Comme nous l’avons mentionné, bien que Bowie ne se soit pas totalement lancé dans le genre, il a toutefois fait sentir sa présence sur des albums qu’il a produit tels que Raw Power (1973) d’Iggy and The Stooges et l’album de Lou Reed hyper influent, Transformer (1972), en plus de sa collaboration avec les Rolling Stones (en 1985).
Tout cela est sans parler de tous les artistes qui ont plus tard interprété les chansons de Bowie, tels que le grand du grunge, Kurt Cobain, ou le groupe de rock de Seattle Green River, qui a partagé sa propre version de « Queen Bitch ».

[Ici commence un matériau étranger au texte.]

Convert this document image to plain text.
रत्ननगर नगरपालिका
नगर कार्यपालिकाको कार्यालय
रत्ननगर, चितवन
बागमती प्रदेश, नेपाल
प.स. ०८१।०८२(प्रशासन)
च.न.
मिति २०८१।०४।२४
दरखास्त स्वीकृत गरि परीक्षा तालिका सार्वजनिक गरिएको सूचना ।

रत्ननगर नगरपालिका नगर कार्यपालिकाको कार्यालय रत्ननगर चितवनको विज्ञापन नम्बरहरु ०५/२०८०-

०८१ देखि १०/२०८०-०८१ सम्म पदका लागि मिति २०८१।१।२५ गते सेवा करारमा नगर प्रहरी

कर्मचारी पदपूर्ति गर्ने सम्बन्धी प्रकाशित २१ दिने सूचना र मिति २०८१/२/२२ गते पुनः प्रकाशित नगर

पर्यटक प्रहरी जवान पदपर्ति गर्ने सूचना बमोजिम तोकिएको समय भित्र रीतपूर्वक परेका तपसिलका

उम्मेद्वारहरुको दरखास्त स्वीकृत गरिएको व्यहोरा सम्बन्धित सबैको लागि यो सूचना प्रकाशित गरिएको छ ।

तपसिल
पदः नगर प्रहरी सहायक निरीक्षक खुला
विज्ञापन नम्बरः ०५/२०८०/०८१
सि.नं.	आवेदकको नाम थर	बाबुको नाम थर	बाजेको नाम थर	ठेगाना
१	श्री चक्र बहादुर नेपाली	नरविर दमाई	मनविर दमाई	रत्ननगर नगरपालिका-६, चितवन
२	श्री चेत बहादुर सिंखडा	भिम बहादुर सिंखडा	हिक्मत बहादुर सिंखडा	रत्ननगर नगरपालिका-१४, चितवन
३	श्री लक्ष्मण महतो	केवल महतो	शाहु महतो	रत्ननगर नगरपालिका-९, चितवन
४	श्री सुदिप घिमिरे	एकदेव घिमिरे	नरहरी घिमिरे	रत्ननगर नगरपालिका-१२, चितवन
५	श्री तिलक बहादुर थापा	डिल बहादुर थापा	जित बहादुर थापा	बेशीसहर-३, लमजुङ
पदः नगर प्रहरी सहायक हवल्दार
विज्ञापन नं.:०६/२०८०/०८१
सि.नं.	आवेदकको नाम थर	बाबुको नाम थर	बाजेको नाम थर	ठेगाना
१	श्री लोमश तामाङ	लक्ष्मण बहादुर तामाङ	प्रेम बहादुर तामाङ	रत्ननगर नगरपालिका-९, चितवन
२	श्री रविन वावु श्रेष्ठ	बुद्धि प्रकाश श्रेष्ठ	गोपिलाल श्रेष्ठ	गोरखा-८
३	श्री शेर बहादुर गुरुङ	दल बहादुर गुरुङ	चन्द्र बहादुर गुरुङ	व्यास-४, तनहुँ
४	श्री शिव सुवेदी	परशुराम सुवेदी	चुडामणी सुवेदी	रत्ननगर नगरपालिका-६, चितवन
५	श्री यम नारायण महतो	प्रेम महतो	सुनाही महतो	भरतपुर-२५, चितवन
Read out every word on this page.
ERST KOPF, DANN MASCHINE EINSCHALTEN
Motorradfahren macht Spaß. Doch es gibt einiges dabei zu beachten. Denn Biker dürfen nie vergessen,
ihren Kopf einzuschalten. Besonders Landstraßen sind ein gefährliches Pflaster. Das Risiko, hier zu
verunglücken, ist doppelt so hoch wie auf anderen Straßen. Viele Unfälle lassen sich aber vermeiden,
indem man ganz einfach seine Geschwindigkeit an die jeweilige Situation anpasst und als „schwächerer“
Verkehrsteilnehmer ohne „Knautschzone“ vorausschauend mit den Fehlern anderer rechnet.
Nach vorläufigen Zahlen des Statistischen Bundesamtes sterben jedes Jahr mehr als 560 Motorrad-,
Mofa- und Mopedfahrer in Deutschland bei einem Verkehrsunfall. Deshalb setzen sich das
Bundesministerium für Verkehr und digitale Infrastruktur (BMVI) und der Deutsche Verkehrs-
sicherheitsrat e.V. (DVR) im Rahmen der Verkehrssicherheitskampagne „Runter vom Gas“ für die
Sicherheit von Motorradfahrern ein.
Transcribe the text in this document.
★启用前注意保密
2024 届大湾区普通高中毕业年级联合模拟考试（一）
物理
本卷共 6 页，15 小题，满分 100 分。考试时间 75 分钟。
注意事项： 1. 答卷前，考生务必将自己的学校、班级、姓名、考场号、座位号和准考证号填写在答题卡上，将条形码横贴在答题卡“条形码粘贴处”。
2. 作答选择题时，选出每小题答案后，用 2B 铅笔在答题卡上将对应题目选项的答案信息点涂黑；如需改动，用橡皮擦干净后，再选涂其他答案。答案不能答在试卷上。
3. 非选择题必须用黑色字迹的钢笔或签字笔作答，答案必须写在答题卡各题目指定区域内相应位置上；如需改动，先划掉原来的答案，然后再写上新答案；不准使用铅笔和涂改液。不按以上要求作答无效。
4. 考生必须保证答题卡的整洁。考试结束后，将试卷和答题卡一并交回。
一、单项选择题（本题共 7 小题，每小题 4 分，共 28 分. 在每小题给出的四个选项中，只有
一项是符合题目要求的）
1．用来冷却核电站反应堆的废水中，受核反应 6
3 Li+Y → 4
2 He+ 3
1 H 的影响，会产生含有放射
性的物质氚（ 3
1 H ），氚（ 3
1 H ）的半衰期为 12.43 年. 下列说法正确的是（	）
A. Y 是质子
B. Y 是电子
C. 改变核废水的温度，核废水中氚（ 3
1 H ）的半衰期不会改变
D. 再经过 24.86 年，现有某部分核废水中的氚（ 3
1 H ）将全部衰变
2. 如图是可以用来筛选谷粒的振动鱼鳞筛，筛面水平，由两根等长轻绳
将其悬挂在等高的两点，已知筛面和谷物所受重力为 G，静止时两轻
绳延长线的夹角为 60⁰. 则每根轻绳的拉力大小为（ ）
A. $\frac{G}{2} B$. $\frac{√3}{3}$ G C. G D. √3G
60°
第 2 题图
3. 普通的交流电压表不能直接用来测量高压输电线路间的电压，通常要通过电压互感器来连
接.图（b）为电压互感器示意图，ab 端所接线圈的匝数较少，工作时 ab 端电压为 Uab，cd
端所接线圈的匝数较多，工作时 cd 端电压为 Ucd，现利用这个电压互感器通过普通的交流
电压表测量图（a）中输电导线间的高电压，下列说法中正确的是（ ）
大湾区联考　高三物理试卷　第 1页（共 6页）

Les travaux antérieurs de Bowie laissent également entrevoir des tendances rock, comme le susmentionné « Space Oddity », qui comporte des sons de prog rock indéniables. Ainsi, même s’il n’a pas produit d’album explicitement rock, on ne peut nier que Bowie a fait une impression sur le genre et ses artistes.
La musique électronique
Bowie est incontestablement crédité d’avoir repris les idées de groupes fondateurs comme Kraftwerk et de les avoir portées à la connaissance du grand public. Ce n’est que lorsque Radiohead ont sorti leur album Kid A en 2000 que le genre a suscité autant d’attention de la part du public (Radiohead, d’ailleurs, cite également Bowie comme une influence).
La trilogie berlinoise de l’artiste – trois albums publiés en 1977 et 1979, considérés comme ses projets les plus électroniques – n’est pas passée inaperçue. Vous avez peut-être entendu parler d’une petite chanson intitulée « Heroes » qui est apparue dans plusieurs succès hollywoodiens comme Moulin Rouge et Le monde de Charlie, et qui a également été reprise dans la série télévisée Glee, pour ne citer qu’une (très) brève liste.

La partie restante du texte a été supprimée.